シノビドジョウ(Misgurnus amamianus)は、ドジョウ科に分類される奄美諸島と八重山諸島に固有の淡水魚。世界遺産奄美の生物多様性を裏付ける重要種である。
シノビドジョウは、1930年代から奄美大島や喜界島などから産出した標本が残っているが、ドジョウとは別の魚であることが確認できなかった。しかし、ドジョウ属の遺伝的・形態的特徴などの専門家で、福岡県保健環境研究所専門研究員の中島淳が2019年11月、鹿児島県徳之島・伊仙町内の湿地で採取した個体が新種と判明し「シノビドジョウ」と命名。

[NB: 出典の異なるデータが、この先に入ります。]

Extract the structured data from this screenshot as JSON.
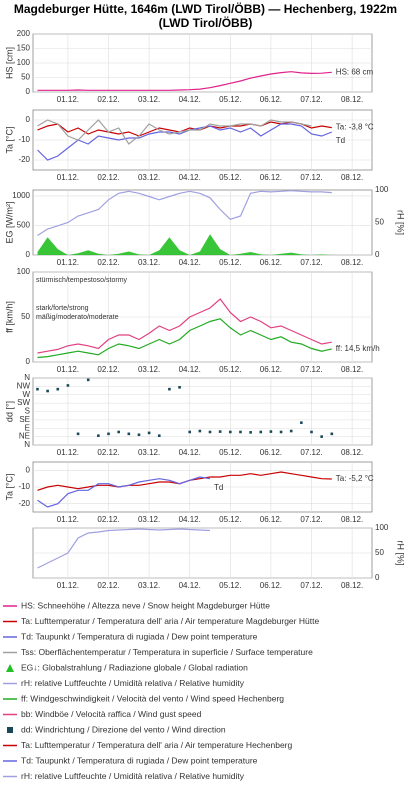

長年新種だと気づかれず、忍び続けていたため、和名にはシノビ(忍)という文字が与えられた。ニュージーランドの国際学術誌「ズータクサ」(電子出版)に「奄美群島固有の新種のドジョウ。標本の産地は徳之島・伊仙」と掲載された。2022年7月、シノビドジョウに学名が与えられ、中島は同年7月11日に発行された「ズータクサ」に論文を発表した。種小名にはアマミアヌス(奄美の)とあり、世界遺産奄美の固有種であることを印象付けている[3][4]。
分布
日本の奄美諸島の喜界島・徳之島・沖永良部島・奄美大島、八重山諸島の西表島。奄美大島のものは開発によって絶滅した可能性がある。喜界島・沖永良部島での生存の可能性も極めて低い。西表島の裏内川左岸の水田地帯に局地的に生息しているものは、稲作が関連した人為的な移入であると考えられる。確実な自然分布は徳之島伊仙町内の湿地2産地に限ると推定される。このため、保存状況は極めて悪いと推測されており、早急な保全調査が必要である。ため池、浅い泥底の湖沼、流れの緩やかな平野の水路に生息する[5][6]。
形態
全長は7 - 12cm。ドジョウによく似るが、各鰭条はより細い。また、口ひげは長い。尾鰭後端の中央がやや突出している。雄の胸鰭の骨質板は斧状で大きく、内縁がへこみ後端は円い[6]。
名称
- 奄美大島 デコミ、ヂョヂョウ
- 徳之島 タユ、ターイゥ、ヤットゥイ、ヤマトゥイュー
分類
長らくドジョウMisgurnus anguillicaudatusと混同されていたが、2011年に学名未決定種としてMisgurnus sp. IRという仮称(IRは西表島産の意)が与えられ、2017年には標準和名としてシノビドジョウが提唱された[1]。2022年に中島淳と橋口康之により、徳之島伊仙町産の標本を基に新種として記載された[2]。
利用
徳之島では食用としていたという情報がある。
保全状況
生息地の減少や、近縁外来種との競合や置換によって個体数は減少している[1]。一方でほかのドジョウ類との混同により独立種としての検討が進んでいないことから、2018年の環境省レッドリストでは情報不足として評価されている[1]。